L'indice S&P 500 n'est plus le baromètre économique qu'il était. Il paraîttronen apparence, car ce petit groupe de géants de la tech (vous savez, Nvidia, Microsoft et Meta Platforms) pèse plus lourd que jamais sur l'économie.
Le problème, c'est que ces mégacapitalisations sont devenues tellement importantes qu'elles représentent désormais environ un tiers de la valeur totale du S&P 500. Cela signifie que sept entreprises faussent le signal de l'indice.
Pendant des années, cet indice a été considéré comme un indicateur économique avancé, utilisé même par le Conference Board dans son indice des indicateurs avancés en dix parties. Mais aujourd'hui, sa capacité de prédiction semble compromise. Le reste du marché, le fameux « S&P 495 », est devenu le véritable indicateur de la situation réelle.
Sept valeurs technologiques tirent l'indice à la hausse
Depuis le début de l'année 2025, le S&P 500 a progressé de plus de 8 %. Mais ce chiffre est trompeur si l'on s'intéresse à la performance globale du marché. Les sept plus grandes capitalisations boursières de l'indice ont progressé de plus de 14 % en moyenne, et leur hausse médiane dépasse les 20 %.
Quant aux 493 autres entreprises, elles n'ont enregistré qu'une hausse moyenne et médiane d'un peu plus de 5 %. Cet écart illustre la forte concentration des valeurs en tête de l'indice.

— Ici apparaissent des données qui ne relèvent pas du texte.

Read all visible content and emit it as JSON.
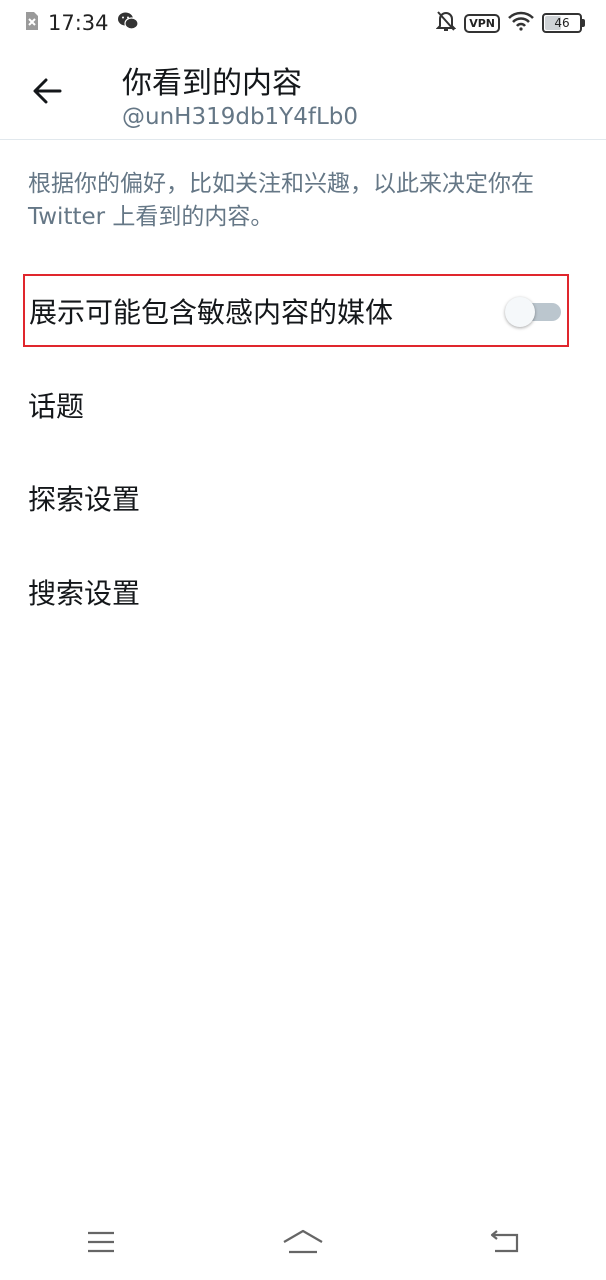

L'ETF Invesco S&P 500 à pondération égale (RSP), qui attribue la même importance à chaque action, a reculé de 0,1 % cette semaine. Dans le même temps, l'indice standard pondéré par la capitalisation boursière a perdu plus de 1 %. Sans l'influence néfaste des valeurs technologiques, la situation est différente.
Des secteurs comme l'énergie, l'immobilier et la santé, qui ont sous-performé tout au long de l'année, sont enfin en tête cette semaine. Parallèlement, les mêmes valeurs technologiques qui ont mené la hausse affichent des performances inférieures aux attentes.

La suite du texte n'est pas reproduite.